2) If \(|V| \geq 50\), we define the following algorithm:
Split V into 2 cycles: To do this, choose an arbitrary box contained in this cycle. Let this box be numbered P.
Traverse this cycle (using our traversal mechanism) 50 times. Let the last box that is reached be numbered Q.
Connect P to Q. To do this, we need the note in P to have the number Q.
Then, find the box at the end of the cycle (which can be attained with traversals from P) and let it be numbered R.
Then the swapping strategy would be to swap the notes in R and Q.
This effectively splits the cycle into 2 smaller cycles of length 50.
Return X, Y.
Therefore, since the cycle V no longer exists, we know that there are no other cycles of length greater than 50.
This is because only one cycle can have length greater than 50.
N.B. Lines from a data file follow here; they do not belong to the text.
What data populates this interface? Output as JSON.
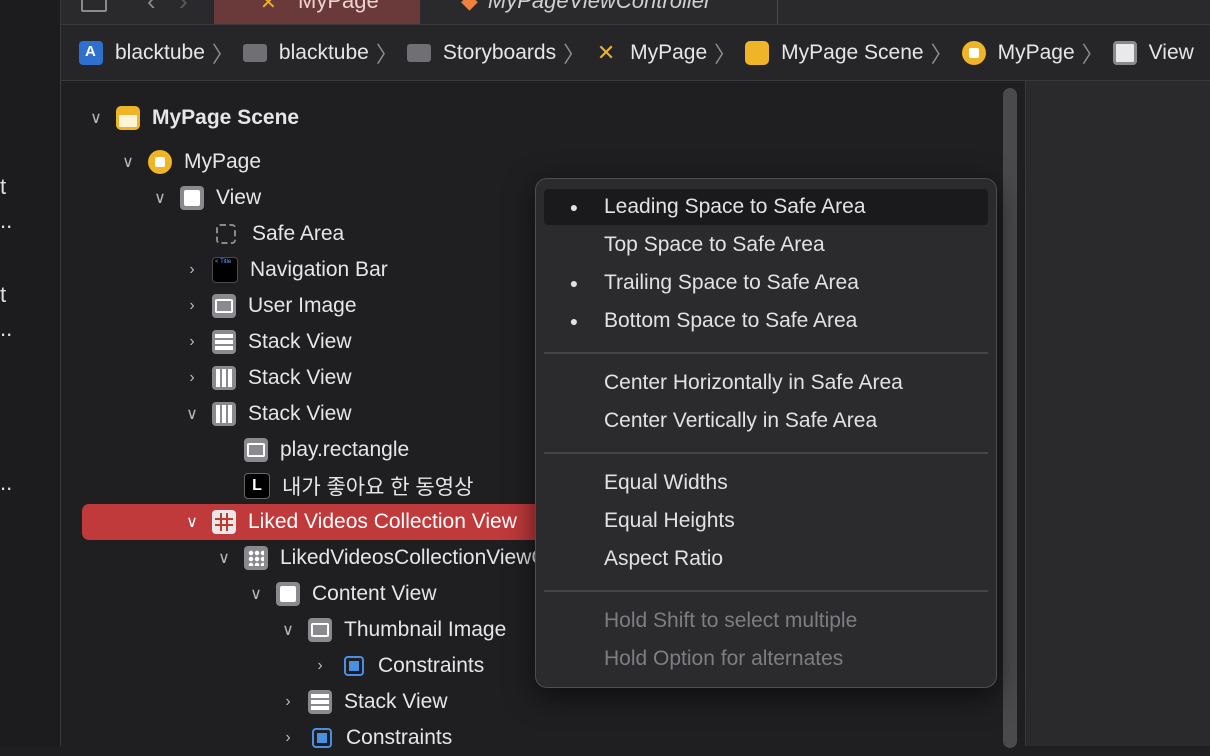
{
  "left_fragments": [
    "t",
    "..",
    "t",
    "..",
    ".."
  ],
  "tabs": [
    {
      "label": "MyPage",
      "active": true
    },
    {
      "label": "MyPageViewController",
      "active": false
    }
  ],
  "breadcrumb": [
    {
      "label": "blacktube",
      "icon": "app-icon"
    },
    {
      "label": "blacktube",
      "icon": "folder-icon"
    },
    {
      "label": "Storyboards",
      "icon": "folder-icon"
    },
    {
      "label": "MyPage",
      "icon": "storyboard-icon"
    },
    {
      "label": "MyPage Scene",
      "icon": "scene-icon"
    },
    {
      "label": "MyPage",
      "icon": "view-controller-icon"
    },
    {
      "label": "View",
      "icon": "view-icon"
    }
  ],
  "outline": {
    "scene": "MyPage Scene",
    "vc": "MyPage",
    "view": "View",
    "safe_area": "Safe Area",
    "navbar": "Navigation Bar",
    "user_image": "User Image",
    "stack1": "Stack View",
    "stack2": "Stack View",
    "stack3": "Stack View",
    "play": "play.rectangle",
    "label": "내가 좋아요 한 동영상",
    "label_icon": "L",
    "collection": "Liked Videos Collection View",
    "cell": "LikedVideosCollectionViewCell",
    "content": "Content View",
    "thumb": "Thumbnail Image",
    "thumb_constraints": "Constraints",
    "stack4": "Stack View",
    "constraints": "Constraints"
  },
  "menu": {
    "leading": "Leading Space to Safe Area",
    "top": "Top Space to Safe Area",
    "trailing": "Trailing Space to Safe Area",
    "bottom": "Bottom Space to Safe Area",
    "center_h": "Center Horizontally in Safe Area",
    "center_v": "Center Vertically in Safe Area",
    "equal_widths": "Equal Widths",
    "equal_heights": "Equal Heights",
    "aspect": "Aspect Ratio",
    "hint_shift": "Hold Shift to select multiple",
    "hint_option": "Hold Option for alternates",
    "bullet": "●"
  },
  "colors": {
    "selection": "#c0393b",
    "accent_yellow": "#f0b429",
    "constraint_blue": "#4a90e2"
  }
}
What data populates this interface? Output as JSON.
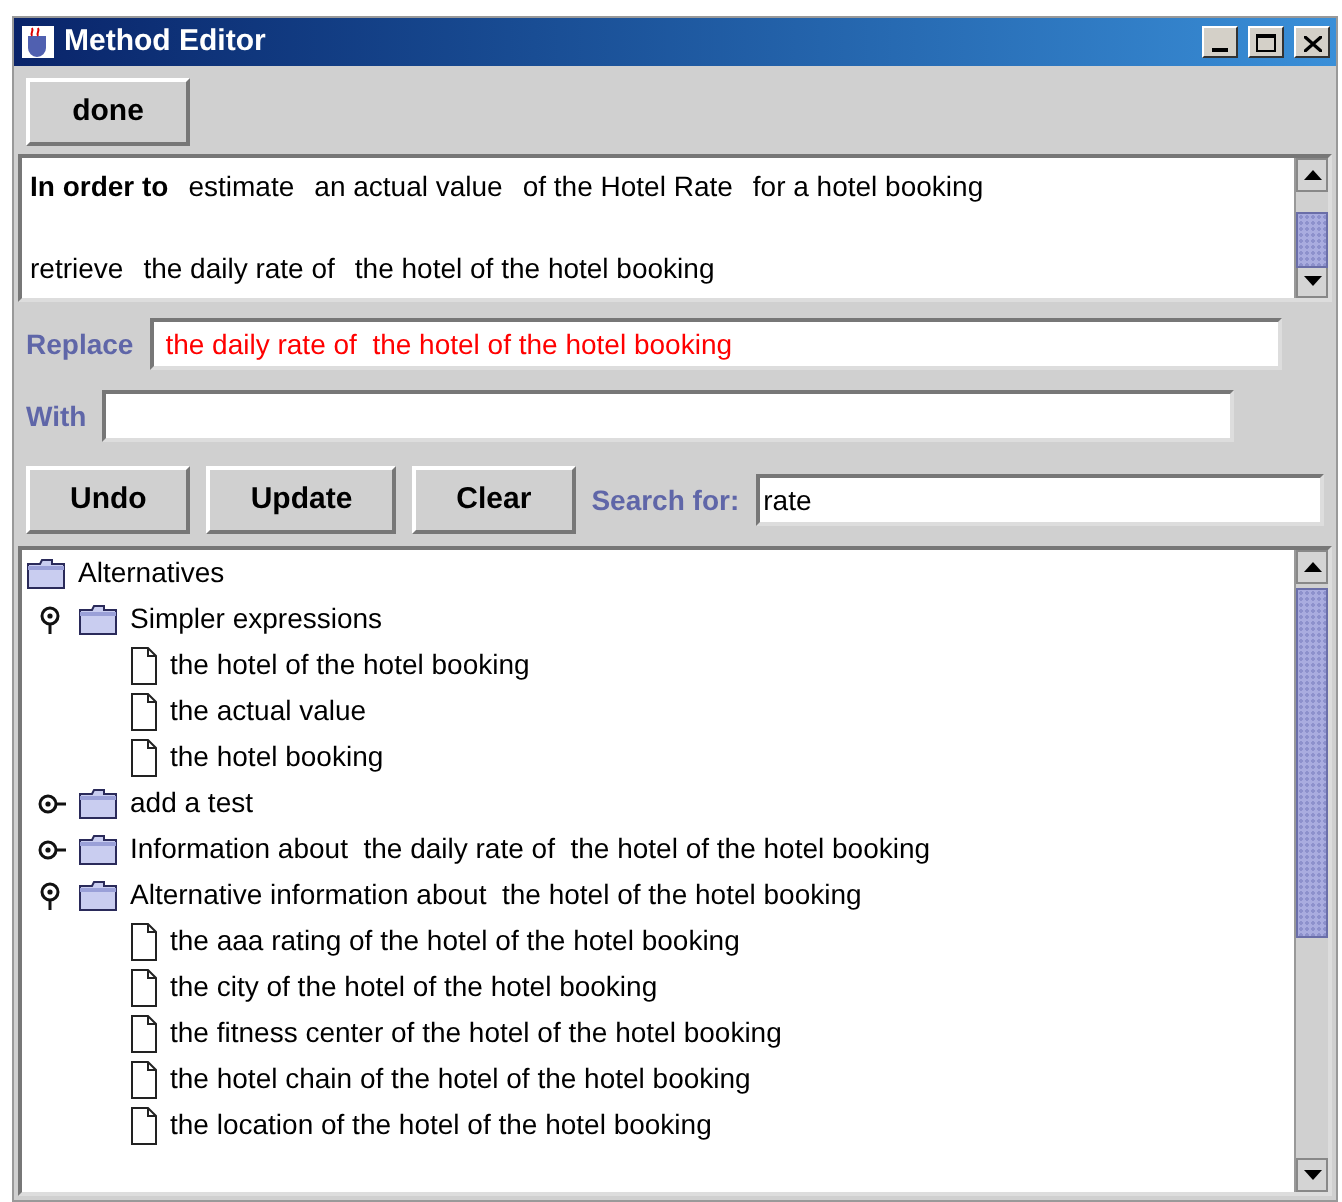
{
  "window": {
    "title": "Method Editor"
  },
  "done_button": "done",
  "statement": {
    "lines": [
      {
        "lead": "In order to",
        "phrases": [
          "estimate",
          "an actual value",
          "of the Hotel Rate",
          "for a hotel booking"
        ]
      },
      {
        "phrases": [
          "retrieve",
          "the daily rate of",
          "the hotel of the hotel booking"
        ]
      }
    ]
  },
  "replace": {
    "label": "Replace",
    "value": "the daily rate of  the hotel of the hotel booking"
  },
  "with": {
    "label": "With"
  },
  "buttons": [
    "Undo",
    "Update",
    "Clear"
  ],
  "search": {
    "label": "Search for:",
    "value": "rate"
  },
  "tree": {
    "label": "Alternatives",
    "kind": "folder",
    "children": [
      {
        "label": "Simpler expressions",
        "kind": "folder",
        "expanded": true,
        "children": [
          {
            "label": "the hotel of the hotel booking",
            "kind": "leaf"
          },
          {
            "label": "the actual value",
            "kind": "leaf"
          },
          {
            "label": "the hotel booking",
            "kind": "leaf"
          }
        ]
      },
      {
        "label": "add a test",
        "kind": "folder",
        "expanded": false
      },
      {
        "label": "Information about  the daily rate of  the hotel of the hotel booking",
        "kind": "folder",
        "expanded": false
      },
      {
        "label": "Alternative information about  the hotel of the hotel booking",
        "kind": "folder",
        "expanded": true,
        "children": [
          {
            "label": "the aaa rating of the hotel of the hotel booking",
            "kind": "leaf"
          },
          {
            "label": "the city of the hotel of the hotel booking",
            "kind": "leaf"
          },
          {
            "label": "the fitness center of the hotel of the hotel booking",
            "kind": "leaf"
          },
          {
            "label": "the hotel chain of the hotel of the hotel booking",
            "kind": "leaf"
          },
          {
            "label": "the location of the hotel of the hotel booking",
            "kind": "leaf"
          }
        ]
      }
    ]
  }
}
Therefore, when Charlie begins to traverse the notes and boxes in the cycle (which we know that exists), the cycle will have a length that is atmost \(50\), where the last ‘vertex’ of the cycle corresponds to the box with number \(N\) (so that it guides Charlie back to the initial block numbered \(N\)).
Hence, we have proven that this is a winning strategy for Charlie and Alice.